Paul Whelan, a U.S. Marine veteran, continues to be under arrest by the Russian government, charged with espionage. The Russians have refused to entertain the prospect of a prisoner swap. Emerging details surrounding this case have muddled the picture. Whelan has a remarkable four citizenships: British, Canadian, Irish, and U.S. This wasn’t his first visit to the Russian capital. According to his brother, David Whelan, Paul Whelan had visited Moscow multiple times before his arrest, beginning when he was still in the Marine Corps. He also had a rudimentary grasp of the Russian language. Since 2017, Whelan has been working as the director of global security for BorgWarner, an automotive industry components and parts supplier.

Whelan served in the United States Marine Corps Reserve from 1994 to 2008. His military occupational specialty was an administrative clerk (0151) and he reached the rank of staff sergeant. He completed two deployments to Iraq in support of Operation Iraqi Freedom.

Aside from the accusations of espionage, Whelan appears to have a shady history.

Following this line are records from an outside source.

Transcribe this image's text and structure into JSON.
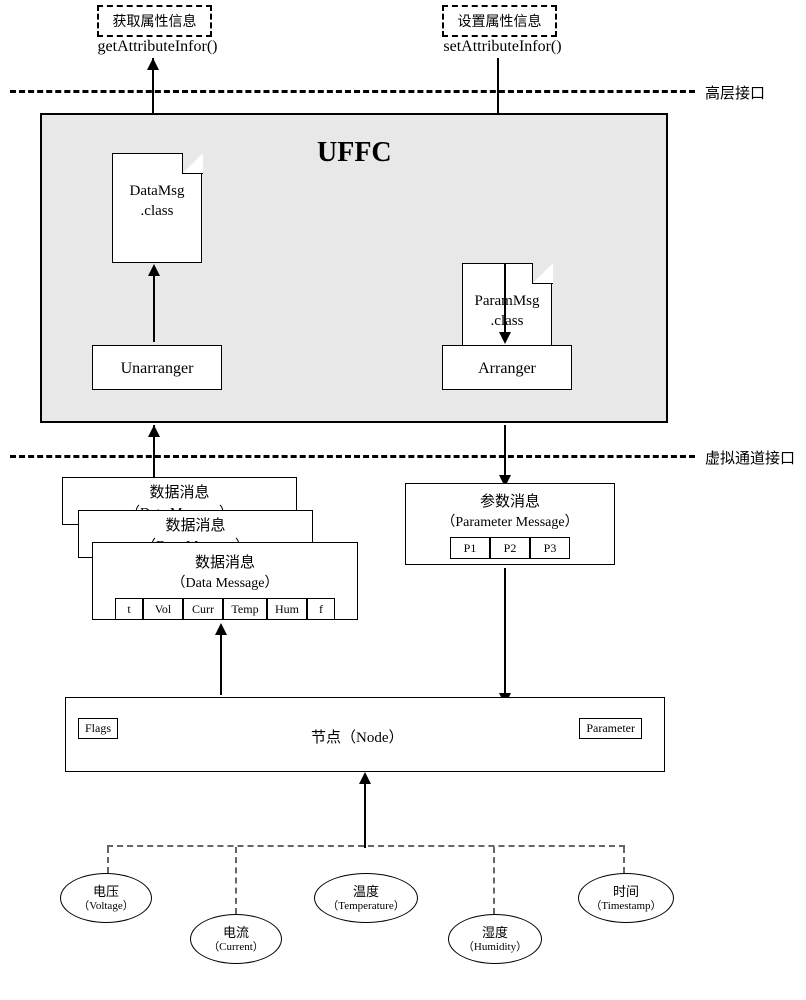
{
  "top": {
    "left_box": "获取属性信息",
    "left_method": "getAttributeInfor()",
    "right_box": "设置属性信息",
    "right_method": "setAttributeInfor()"
  },
  "interface_labels": {
    "high": "高层接口",
    "virtual": "虚拟通道接口"
  },
  "uffc": {
    "title": "UFFC",
    "data_doc_l1": "DataMsg",
    "data_doc_l2": ".class",
    "param_doc_l1": "ParamMsg",
    "param_doc_l2": ".class",
    "unarranger": "Unarranger",
    "arranger": "Arranger"
  },
  "messages": {
    "data_cn": "数据消息",
    "data_en": "（Data Message）",
    "param_cn": "参数消息",
    "param_en": "（Parameter Message）",
    "data_fields": [
      "t",
      "Vol",
      "Curr",
      "Temp",
      "Hum",
      "f"
    ],
    "param_fields": [
      "P1",
      "P2",
      "P3"
    ]
  },
  "node": {
    "flags": "Flags",
    "title_cn": "节点",
    "title_en": "（Node）",
    "parameter": "Parameter"
  },
  "sensors": {
    "voltage_cn": "电压",
    "voltage_en": "（Voltage）",
    "current_cn": "电流",
    "current_en": "（Current）",
    "temp_cn": "温度",
    "temp_en": "（Temperature）",
    "humidity_cn": "湿度",
    "humidity_en": "（Humidity）",
    "time_cn": "时间",
    "time_en": "（Timestamp）"
  }
}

According to records obtained by The Washington Post, in 2006, the Marine veteran was accused of trying to steal more than $10,000 from the U.S. government, bouncing checks worth almost $6,000. Furthermore, Whelan was found to be using the social security number of another Marine to complete an online training program the USMC uses to help determine the promotion of its Marines. Consequently, a military court-martial found Whelan guilty and he received a dishonorable discharge for bad conduct.

“He seemed as well as can be expected in a Russian jail. He was missing a lot of personal necessities, like toilet paper, that aren’t provided,” said Whelan’s brother.

On behalf of the U.S. government, Secretary of State Mike Pompeo said the administration has “made clear to the Russians our expectation that we will learn more about the charges and come to understand what it is he’s been accused of.”

Although his family is vying for the support of the U.S. government, Whelan is also reaching out to other nations. The British Foreign Ministry has requested consular access to Whelan after receiving a request for help by the Marine veteran.

The Russian government has declined to talk about a prisoner exchange. “I see no reasons to raise this issue in [the] context of exchanges. We should undergo all the procedures needed in this situation,” said Deputy Foreign Minister Sergei Ryabkov.

Currently, the U.S. government holds a number of Russian nationals for spying or meddling in the U.S. 2016 presidential elections.